A revisão do plano diretor de resíduos sólidos contemplou a seleção de áreas para tratamento e disposição final de resíduos na RMPA e o diagnóstico e propostas para o gerenciamento de resíduos no estado. A implantação de unidades de processamento compreendeu a construção de unidades de reciclagem de resíduos sólidos, e o assessoramento à cooperativas de catadores, com o qual no período 2003-2006 haviam sido gastos R$ 518 mil em quatro municípios e no período 2007-2008, R$ 376 mil.

Dentro do Programa de Desenvolvimento Urbano e Regional no PPA 2008-2012, referentes às ações integradas de infraestrutura urbana foi implantado o (sub) Programa

Integrado para Recuperação de Áreas Degradadas, gerenciado pela METROPLAN, que desenvolveu ações comunitárias para melhoria da infraestrutura em três sub-bacias críticas da RMPA. O objetivo principal do projeto foi a recuperação urbana e ambiental das áreas degradadas, com a promoção e o desenvolvimento social e econômico das comunidades. O projeto foi criado a partir da necessidade de ações para promover a qualidade de vida das comunidades que vivem em áreas caracterizadas pelo acúmulo de lixo, poluição de mananciais, inundações, habitações irregulares, com baixa renda e baixa qualificação profissional. Além da atuação do órgão metropolitano, na busca de melhores condições para realização das obras e serviços nas áreas, às ações envolveram vários órgãos governamentais do estado, municípios, assim como entidades privadas, estabelecimentos de ensino e organizações da sociedade civil.

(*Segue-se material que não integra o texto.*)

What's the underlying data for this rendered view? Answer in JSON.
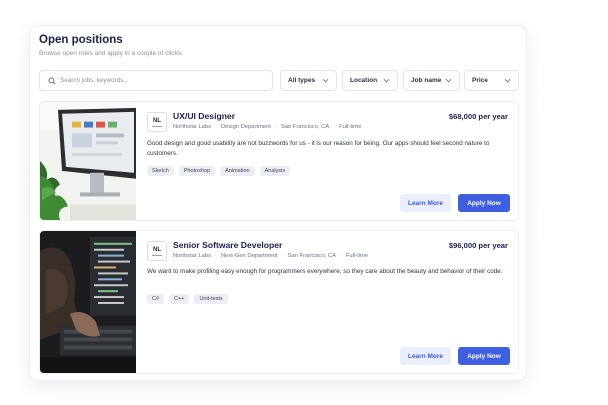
{
  "header": {
    "title": "Open positions",
    "subtitle": "Browse open roles and apply in a couple of clicks."
  },
  "search": {
    "placeholder": "Search jobs, keywords..."
  },
  "filters": [
    {
      "label": "All types"
    },
    {
      "label": "Location"
    },
    {
      "label": "Job name"
    },
    {
      "label": "Price"
    }
  ],
  "jobs": [
    {
      "logo": "NL",
      "title": "UX/UI Designer",
      "company": "Northstar Labs",
      "department": "Design Department",
      "location": "San Francisco, CA",
      "type": "Full-time",
      "salary": "$68,000 per year",
      "description": "Good design and good usability are not buzzwords for us - it is our reason for being. Our apps should feel second nature to customers.",
      "tags": [
        "Sketch",
        "Photoshop",
        "Animation",
        "Analysis"
      ],
      "learn_more": "Learn More",
      "apply": "Apply Now"
    },
    {
      "logo": "NL",
      "title": "Senior Software Developer",
      "company": "Northstar Labs",
      "department": "Next-Gen Department",
      "location": "San Francisco, CA",
      "type": "Full-time",
      "salary": "$96,000 per year",
      "description": "We want to make profiling easy enough for programmers everywhere, so they care about the beauty and behavior of their code.",
      "tags": [
        "C#",
        "C++",
        "Unit-tests"
      ],
      "learn_more": "Learn More",
      "apply": "Apply Now"
    }
  ]
}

A área prioritária foi o arroio Feijó, numa extensão de 53,5 km², com cerca de 172.000 habitantes, envolvendo os municípios de Alvorada, Porto Alegre e Viamão. As ações desenvolvidas nessa área incluíram: a mobilização e capacitação da comunidade para as atividades socioambientais; a elaboração de Plano de Desenvolvimento Local Integrado por meio de processo participativo; a urbanização das áreas degradadas; educação ambiental; capacitação para geração de emprego e renda; e obras e projetos especiais.

Outras duas áreas também foram objeto do programa, o arroio Sapucaia, com 146,3 km², e cerca de 142.000 habitantes, envolvendo os municípios de Sapucaia do Sul, Esteio, Canoas, Cachoeirinha, Gravataí e Novo Hamburgo, e a área do arroio Pampa, com 24,2 km², cerca de 80.000 habitantes, nos municípios de Campo Bom, Dois Irmãos e Novo Hamburgo.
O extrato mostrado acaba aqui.